Я открыла ее с трудом, она была тяжелее, чем я ожидала, и выглянула в коридор с резким освещением. Я быстро моргала. Казалось, я делала что-то запрещенное, хотя не было правил, не позволяющих вставать с кровати. Я ведь не сбегала.
Удивительно, но в коридоре никого не было, только было слышно стук капель. Мне стало интересно, который час. Обычно в больницах было людно.
Я пошла по коридору, кривясь от скрипа капельницы, звук эхом разносился вокруг меня. Все двери были закрытыми, темными и тихими. Я словно шла по склепу, где не было движения, людей, это меня пугало. Холодок пробежал по спине, словно капельница впилась мне в шею, и я замерла.

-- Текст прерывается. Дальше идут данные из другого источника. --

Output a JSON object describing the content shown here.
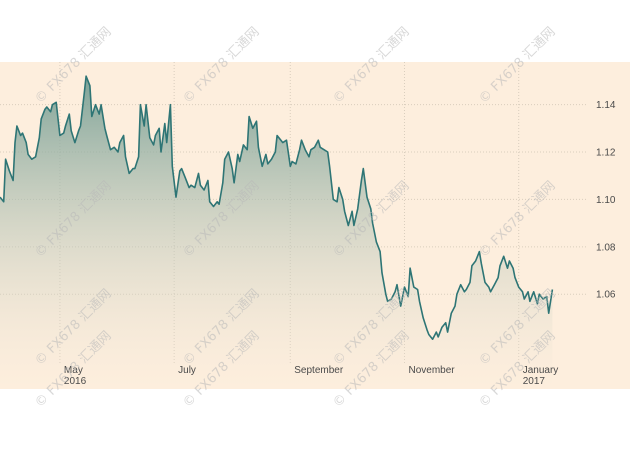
{
  "chart_data": {
    "type": "area",
    "title": "",
    "xlabel": "",
    "ylabel": "",
    "x_tick_labels": [
      {
        "label": "May",
        "sublabel": "2016",
        "date": "2016-05-01"
      },
      {
        "label": "July",
        "sublabel": "",
        "date": "2016-07-01"
      },
      {
        "label": "September",
        "sublabel": "",
        "date": "2016-09-01"
      },
      {
        "label": "November",
        "sublabel": "",
        "date": "2016-11-01"
      },
      {
        "label": "January",
        "sublabel": "2017",
        "date": "2017-01-01"
      }
    ],
    "xlim": [
      "2016-03-30",
      "2017-02-07"
    ],
    "y_ticks": [
      "1.06",
      "1.08",
      "1.10",
      "1.12",
      "1.14"
    ],
    "ylim": [
      1.02,
      1.158
    ],
    "grid": true,
    "legend": "none",
    "colors": {
      "line": "#2e7575",
      "fill_top": "#6f9a90",
      "fill_bottom": "#fdeedd",
      "plot_background": "#fdeedd",
      "grid": "#d9cdbd"
    },
    "series": [
      {
        "points": [
          [
            "2016-03-30",
            1.101
          ],
          [
            "2016-04-01",
            1.099
          ],
          [
            "2016-04-02",
            1.117
          ],
          [
            "2016-04-04",
            1.112
          ],
          [
            "2016-04-06",
            1.108
          ],
          [
            "2016-04-07",
            1.124
          ],
          [
            "2016-04-08",
            1.131
          ],
          [
            "2016-04-10",
            1.127
          ],
          [
            "2016-04-11",
            1.128
          ],
          [
            "2016-04-13",
            1.124
          ],
          [
            "2016-04-14",
            1.119
          ],
          [
            "2016-04-16",
            1.117
          ],
          [
            "2016-04-18",
            1.118
          ],
          [
            "2016-04-20",
            1.126
          ],
          [
            "2016-04-21",
            1.134
          ],
          [
            "2016-04-23",
            1.138
          ],
          [
            "2016-04-24",
            1.139
          ],
          [
            "2016-04-26",
            1.137
          ],
          [
            "2016-04-27",
            1.14
          ],
          [
            "2016-04-29",
            1.141
          ],
          [
            "2016-05-01",
            1.127
          ],
          [
            "2016-05-03",
            1.128
          ],
          [
            "2016-05-04",
            1.131
          ],
          [
            "2016-05-06",
            1.136
          ],
          [
            "2016-05-07",
            1.129
          ],
          [
            "2016-05-09",
            1.124
          ],
          [
            "2016-05-11",
            1.129
          ],
          [
            "2016-05-12",
            1.131
          ],
          [
            "2016-05-14",
            1.145
          ],
          [
            "2016-05-15",
            1.152
          ],
          [
            "2016-05-17",
            1.148
          ],
          [
            "2016-05-18",
            1.135
          ],
          [
            "2016-05-20",
            1.14
          ],
          [
            "2016-05-22",
            1.136
          ],
          [
            "2016-05-23",
            1.14
          ],
          [
            "2016-05-25",
            1.13
          ],
          [
            "2016-05-26",
            1.127
          ],
          [
            "2016-05-28",
            1.121
          ],
          [
            "2016-05-30",
            1.122
          ],
          [
            "2016-06-01",
            1.12
          ],
          [
            "2016-06-02",
            1.124
          ],
          [
            "2016-06-04",
            1.127
          ],
          [
            "2016-06-05",
            1.118
          ],
          [
            "2016-06-07",
            1.111
          ],
          [
            "2016-06-09",
            1.113
          ],
          [
            "2016-06-10",
            1.113
          ],
          [
            "2016-06-12",
            1.118
          ],
          [
            "2016-06-13",
            1.14
          ],
          [
            "2016-06-15",
            1.131
          ],
          [
            "2016-06-16",
            1.14
          ],
          [
            "2016-06-18",
            1.126
          ],
          [
            "2016-06-20",
            1.123
          ],
          [
            "2016-06-21",
            1.127
          ],
          [
            "2016-06-23",
            1.13
          ],
          [
            "2016-06-24",
            1.12
          ],
          [
            "2016-06-26",
            1.132
          ],
          [
            "2016-06-27",
            1.124
          ],
          [
            "2016-06-29",
            1.14
          ],
          [
            "2016-06-30",
            1.114
          ],
          [
            "2016-07-02",
            1.101
          ],
          [
            "2016-07-04",
            1.112
          ],
          [
            "2016-07-05",
            1.113
          ],
          [
            "2016-07-07",
            1.109
          ],
          [
            "2016-07-09",
            1.105
          ],
          [
            "2016-07-10",
            1.106
          ],
          [
            "2016-07-12",
            1.105
          ],
          [
            "2016-07-14",
            1.111
          ],
          [
            "2016-07-15",
            1.106
          ],
          [
            "2016-07-17",
            1.104
          ],
          [
            "2016-07-19",
            1.108
          ],
          [
            "2016-07-20",
            1.099
          ],
          [
            "2016-07-22",
            1.097
          ],
          [
            "2016-07-24",
            1.099
          ],
          [
            "2016-07-25",
            1.098
          ],
          [
            "2016-07-27",
            1.107
          ],
          [
            "2016-07-28",
            1.117
          ],
          [
            "2016-07-30",
            1.12
          ],
          [
            "2016-08-01",
            1.113
          ],
          [
            "2016-08-02",
            1.107
          ],
          [
            "2016-08-04",
            1.119
          ],
          [
            "2016-08-05",
            1.116
          ],
          [
            "2016-08-07",
            1.123
          ],
          [
            "2016-08-09",
            1.121
          ],
          [
            "2016-08-10",
            1.135
          ],
          [
            "2016-08-12",
            1.13
          ],
          [
            "2016-08-14",
            1.133
          ],
          [
            "2016-08-15",
            1.122
          ],
          [
            "2016-08-17",
            1.114
          ],
          [
            "2016-08-19",
            1.119
          ],
          [
            "2016-08-20",
            1.115
          ],
          [
            "2016-08-22",
            1.117
          ],
          [
            "2016-08-24",
            1.12
          ],
          [
            "2016-08-25",
            1.127
          ],
          [
            "2016-08-27",
            1.125
          ],
          [
            "2016-08-28",
            1.124
          ],
          [
            "2016-08-30",
            1.125
          ],
          [
            "2016-09-01",
            1.114
          ],
          [
            "2016-09-02",
            1.116
          ],
          [
            "2016-09-04",
            1.115
          ],
          [
            "2016-09-06",
            1.121
          ],
          [
            "2016-09-07",
            1.125
          ],
          [
            "2016-09-09",
            1.121
          ],
          [
            "2016-09-11",
            1.118
          ],
          [
            "2016-09-12",
            1.121
          ],
          [
            "2016-09-14",
            1.122
          ],
          [
            "2016-09-16",
            1.125
          ],
          [
            "2016-09-17",
            1.122
          ],
          [
            "2016-09-19",
            1.121
          ],
          [
            "2016-09-21",
            1.12
          ],
          [
            "2016-09-22",
            1.114
          ],
          [
            "2016-09-24",
            1.1
          ],
          [
            "2016-09-26",
            1.099
          ],
          [
            "2016-09-27",
            1.105
          ],
          [
            "2016-09-29",
            1.1
          ],
          [
            "2016-09-30",
            1.095
          ],
          [
            "2016-10-02",
            1.089
          ],
          [
            "2016-10-04",
            1.095
          ],
          [
            "2016-10-05",
            1.089
          ],
          [
            "2016-10-07",
            1.096
          ],
          [
            "2016-10-09",
            1.108
          ],
          [
            "2016-10-10",
            1.113
          ],
          [
            "2016-10-12",
            1.101
          ],
          [
            "2016-10-14",
            1.096
          ],
          [
            "2016-10-15",
            1.09
          ],
          [
            "2016-10-17",
            1.082
          ],
          [
            "2016-10-19",
            1.078
          ],
          [
            "2016-10-20",
            1.069
          ],
          [
            "2016-10-22",
            1.06
          ],
          [
            "2016-10-23",
            1.057
          ],
          [
            "2016-10-25",
            1.058
          ],
          [
            "2016-10-27",
            1.061
          ],
          [
            "2016-10-28",
            1.064
          ],
          [
            "2016-10-30",
            1.055
          ],
          [
            "2016-11-01",
            1.063
          ],
          [
            "2016-11-03",
            1.059
          ],
          [
            "2016-11-04",
            1.071
          ],
          [
            "2016-11-06",
            1.063
          ],
          [
            "2016-11-08",
            1.062
          ],
          [
            "2016-11-09",
            1.057
          ],
          [
            "2016-11-11",
            1.05
          ],
          [
            "2016-11-13",
            1.045
          ],
          [
            "2016-11-14",
            1.043
          ],
          [
            "2016-11-16",
            1.041
          ],
          [
            "2016-11-18",
            1.044
          ],
          [
            "2016-11-19",
            1.042
          ],
          [
            "2016-11-21",
            1.046
          ],
          [
            "2016-11-23",
            1.048
          ],
          [
            "2016-11-24",
            1.044
          ],
          [
            "2016-11-26",
            1.052
          ],
          [
            "2016-11-28",
            1.055
          ],
          [
            "2016-11-29",
            1.06
          ],
          [
            "2016-12-01",
            1.064
          ],
          [
            "2016-12-03",
            1.061
          ],
          [
            "2016-12-04",
            1.062
          ],
          [
            "2016-12-06",
            1.065
          ],
          [
            "2016-12-07",
            1.072
          ],
          [
            "2016-12-09",
            1.074
          ],
          [
            "2016-12-11",
            1.078
          ],
          [
            "2016-12-12",
            1.073
          ],
          [
            "2016-12-14",
            1.065
          ],
          [
            "2016-12-16",
            1.063
          ],
          [
            "2016-12-17",
            1.061
          ],
          [
            "2016-12-19",
            1.064
          ],
          [
            "2016-12-21",
            1.067
          ],
          [
            "2016-12-22",
            1.072
          ],
          [
            "2016-12-24",
            1.076
          ],
          [
            "2016-12-26",
            1.071
          ],
          [
            "2016-12-27",
            1.074
          ],
          [
            "2016-12-29",
            1.071
          ],
          [
            "2016-12-30",
            1.067
          ],
          [
            "2017-01-01",
            1.063
          ],
          [
            "2017-01-03",
            1.061
          ],
          [
            "2017-01-04",
            1.058
          ],
          [
            "2017-01-06",
            1.061
          ],
          [
            "2017-01-07",
            1.057
          ],
          [
            "2017-01-09",
            1.061
          ],
          [
            "2017-01-11",
            1.056
          ],
          [
            "2017-01-12",
            1.06
          ],
          [
            "2017-01-14",
            1.058
          ],
          [
            "2017-01-16",
            1.059
          ],
          [
            "2017-01-17",
            1.052
          ],
          [
            "2017-01-19",
            1.062
          ]
        ]
      }
    ]
  },
  "watermark": {
    "text": "FX678 汇通网"
  }
}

Впереди, в конце коридора, послышался шорох, словно медленный неуверенные шаги раненого старика. Я ждала, задержав дыхание.
Пожилая женщина вышла из-за угла. Она была в такой же сорочке, тоже держала капельницу бледными руками. Ее лицо было букетом ярких красок: красные губы, густой румянец от носа до виска, яркие зеленые тени, которые было плохо видно из-за складок ее век.
Жуткая клоунесса.
Я прилипла к полу, не могла двигаться или отвести от нее взгляд. Она медленно шла ко мне, но не смотрела на меня. Хотя вид ее был зловещим, я была даже рада ей. Прошло много времени, и мой язык начал двигаться. Я знала, что у меня к ней много вопросов.
Казалось, она вечность добиралась по коридору ко мне. Она прошла слева от меня, медленно шаркая. Она смотрела на пол, взглянула на меня лишь в последний миг. Ее бледно-голубые затуманенные глаза встретились с моими на миг, и я увидела в них ураган предупреждений.